Lake Lure Photography: Family Portrait at Stepp's Hillcrest Apple Orchard
Culturally, we love young love. We want bright, shiny, and new love. We delight in pristine white dresses, perfect hair, unlined faces, and dreaming of what could possibly lay ahead. We want perfect photos of that perfect moment as the story begins.
But I love old love.
Give me a love story with a few bends in the cover, some dog-eared pages, a coffee stain or two, some notes in the margins, and chapter after chapter of unimaginable joy, laughter, gut-wrenching sorrows, obstacles overcome, and quiet moments as we focus on the incredible magic of now.
Maybe I’m looking at life a little differently, now that I’m married. More likely, not being able to see my parents as often as I’d like makes me look at them a little differently these days. Maybe their love story, their nuances, their cadence is just that much more precious to me.
Whatever it is, when I finally picked up a camera to start shooting for fun again (it’s been longer than I’m willing to admit), this was the story I wanted to tell.
This is the story of my mom and dad.
But before they were my mom and dad, they were a vivacious, mischievous beauty from Miami and a hardworking, loyal, ambitious young man from the sticks. They ate pizza and drank beer (she drank him under the table), they went backpacking when Daisy Dukes were all the rage for men (sorry, Dad, but that photo scarred me for life), they had a grocery budget of $11 a week. They bought their second house, and they planted a tiny Charlie Brown-style oak tree in front of it.

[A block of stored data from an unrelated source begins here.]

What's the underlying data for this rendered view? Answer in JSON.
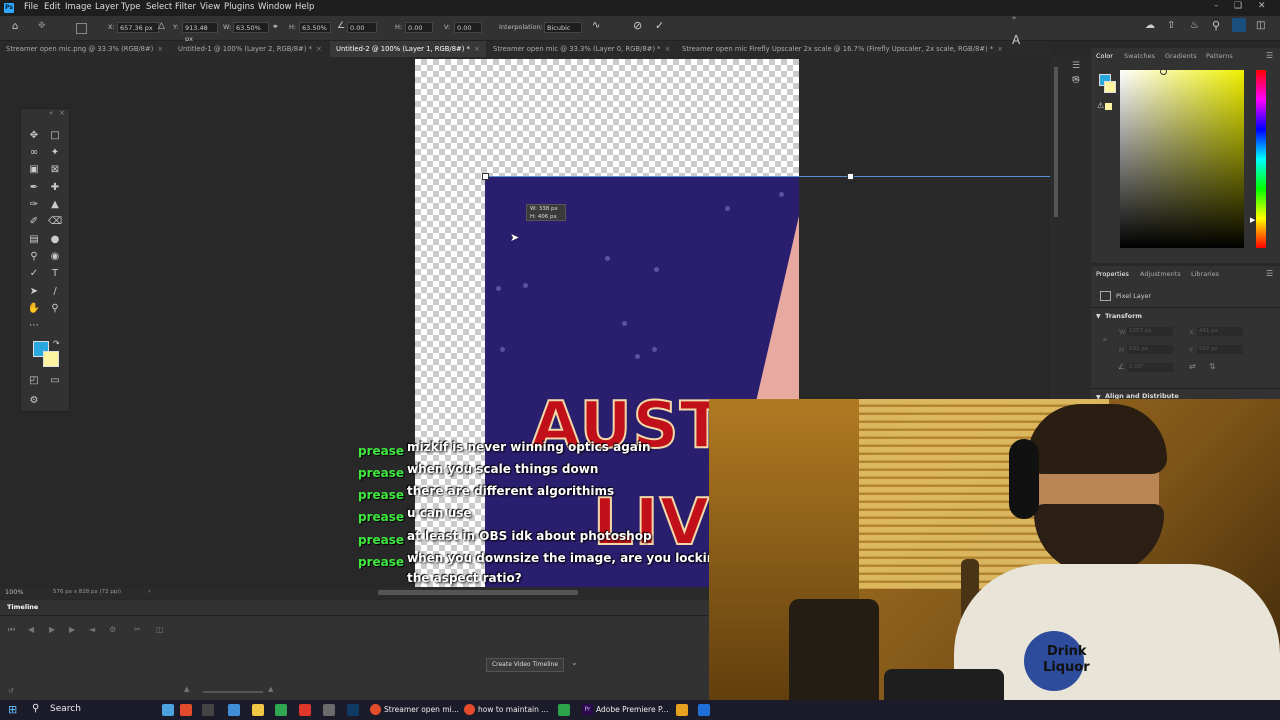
{
  "menubar": {
    "logo": "Ps",
    "items": [
      "File",
      "Edit",
      "Image",
      "Layer",
      "Type",
      "Select",
      "Filter",
      "View",
      "Plugins",
      "Window",
      "Help"
    ]
  },
  "options": {
    "x_label": "X:",
    "x_value": "657.36 px",
    "y_label": "Y:",
    "y_value": "913.48 px",
    "w_label": "W:",
    "w_value": "63.50%",
    "h_label": "H:",
    "h_value": "63.50%",
    "angle_value": "0.00",
    "hskew_label": "H:",
    "hskew_value": "0.00",
    "vskew_label": "V:",
    "vskew_value": "0.00",
    "interp_label": "Interpolation:",
    "interp_value": "Bicubic"
  },
  "tabs": [
    {
      "label": "Streamer open mic.png @ 33.3% (RGB/8#)",
      "active": false
    },
    {
      "label": "Untitled-1 @ 100% (Layer 2, RGB/8#) *",
      "active": false
    },
    {
      "label": "Untitled-2 @ 100% (Layer 1, RGB/8#) *",
      "active": true
    },
    {
      "label": "Streamer open mic @ 33.3% (Layer 0, RGB/8#) *",
      "active": false
    },
    {
      "label": "Streamer open mic Firefly Upscaler 2x scale @ 16.7% (Firefly Upscaler, 2x scale, RGB/8#) *",
      "active": false
    }
  ],
  "size_tooltip": {
    "line1": "W: 338 px",
    "line2": "H: 406 px"
  },
  "poster": {
    "line1": "AUSTI",
    "line2": "LIVI"
  },
  "color_panel": {
    "tabs": [
      "Color",
      "Swatches",
      "Gradients",
      "Patterns"
    ]
  },
  "properties_panel": {
    "tabs": [
      "Properties",
      "Adjustments",
      "Libraries"
    ],
    "layer_type": "Pixel Layer",
    "transform_header": "Transform",
    "w_label": "W",
    "w_value": "1057 px",
    "x_label": "X",
    "x_value": "441 px",
    "h_label": "H",
    "h_value": "592 px",
    "y_label": "Y",
    "y_value": "582 px",
    "angle_value": "0.00°",
    "align_header": "Align and Distribute"
  },
  "status": {
    "zoom": "100%",
    "doc_info": "576 px x 828 px (72 ppi)"
  },
  "timeline": {
    "title": "Timeline",
    "create_button": "Create Video Timeline"
  },
  "chat": [
    {
      "user": "prease",
      "message": "mizkif is never winning optics again"
    },
    {
      "user": "prease",
      "message": "when you scale things down"
    },
    {
      "user": "prease",
      "message": "there are different algorithims"
    },
    {
      "user": "prease",
      "message": "u can use"
    },
    {
      "user": "prease",
      "message": "at least in OBS idk about photoshop"
    },
    {
      "user": "prease",
      "message": "when you downsize the image, are you locking"
    },
    {
      "user": "",
      "message": "the aspect ratio?"
    }
  ],
  "webcam": {
    "shirt_text_1": "Drink",
    "shirt_text_2": "Liquor"
  },
  "taskbar": {
    "search": "Search",
    "apps": [
      "Streamer open mi...",
      "how to maintain ...",
      "Adobe Premiere P..."
    ]
  },
  "colors": {
    "foreground": "#29a8e0",
    "background": "#fdf3a0",
    "accent": "#31a8ff"
  }
}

They struggled and cried and fought through that seemingly never-ending chapter of infertility that I watch so many of my friends grappling with today, and they chose to share that part of their story with my sister and me, their happy endings and new beginnings.

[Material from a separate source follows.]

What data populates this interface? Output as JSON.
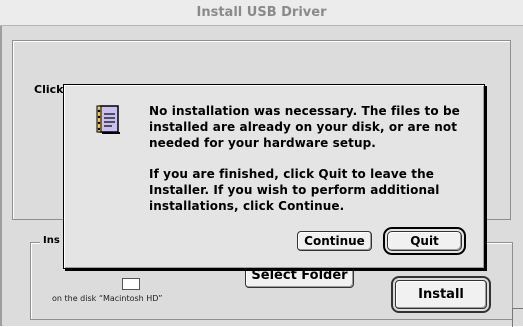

My dad built us the coolest swing-set in the neighborhood by hand, and my mom sewed the most incredible canvas houses to go on top of it. And that’s about the perfect metaphor for their partnership, in some ways. He’ll build the frame and make sure it’s sturdy enough to withstand the storms to come. She’ll add the warmth and whimsy that makes it a wonderland out of the ordinary.

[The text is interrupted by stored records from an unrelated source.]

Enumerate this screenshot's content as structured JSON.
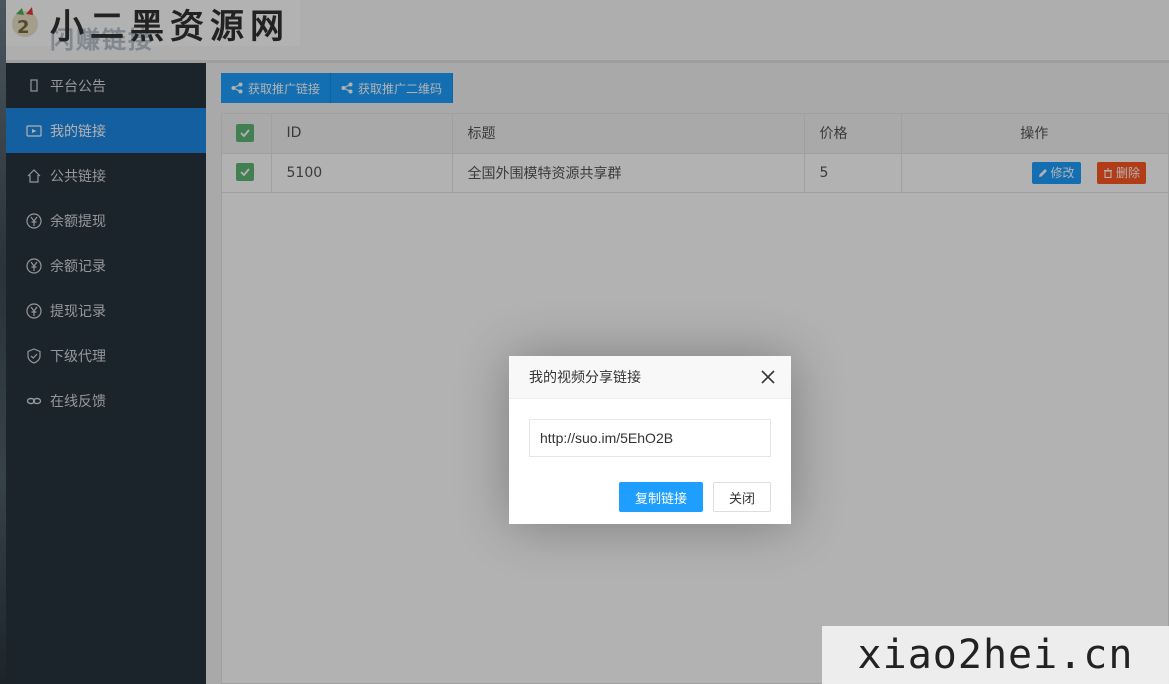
{
  "header": {
    "logo_text": "小二黑资源网",
    "brand_sub": "闪赚链接"
  },
  "sidebar": {
    "items": [
      {
        "label": "平台公告",
        "icon": "notice-icon",
        "active": false
      },
      {
        "label": "我的链接",
        "icon": "video-icon",
        "active": true
      },
      {
        "label": "公共链接",
        "icon": "home-icon",
        "active": false
      },
      {
        "label": "余额提现",
        "icon": "yen-icon",
        "active": false
      },
      {
        "label": "余额记录",
        "icon": "yen-icon",
        "active": false
      },
      {
        "label": "提现记录",
        "icon": "yen-icon",
        "active": false
      },
      {
        "label": "下级代理",
        "icon": "shield-icon",
        "active": false
      },
      {
        "label": "在线反馈",
        "icon": "link-icon",
        "active": false
      }
    ]
  },
  "toolbar": {
    "get_link_label": "获取推广链接",
    "get_qr_label": "获取推广二维码"
  },
  "table": {
    "headers": {
      "id": "ID",
      "title": "标题",
      "price": "价格",
      "ops": "操作"
    },
    "rows": [
      {
        "id": "5100",
        "title": "全国外围模特资源共享群",
        "price": "5",
        "edit": "修改",
        "delete": "删除"
      }
    ]
  },
  "modal": {
    "title": "我的视频分享链接",
    "url_value": "http://suo.im/5EhO2B",
    "copy_label": "复制链接",
    "close_label": "关闭"
  },
  "watermark": {
    "text": "xiao2hei.cn"
  },
  "colors": {
    "accent": "#1e9fff",
    "danger": "#ff5722",
    "check": "#5fb878",
    "sidebar_bg": "#28333e"
  }
}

It’s been a long time since my dad wore his Daisy Dukes to accompany my mom’s bell-bottom jeans, but they still eat pizza and drink beer on occasion. That scrawny oak sapling grew into an incredibly massive tree as the years slipped away. The swing-set yielded to garden beds, and today those beds are filled with grandchildren’s toys and my dog’s tennis balls.
The vivacious, mischievous beauty from Miami and her hardworking, loyal, ambitious young man from the sticks are enjoying turning the pages one at a time, holding hands as they wait for the next chapter to unfold in a story that’s uniquely theirs.
Look closely at these photos: you just might see him pat her on the butt.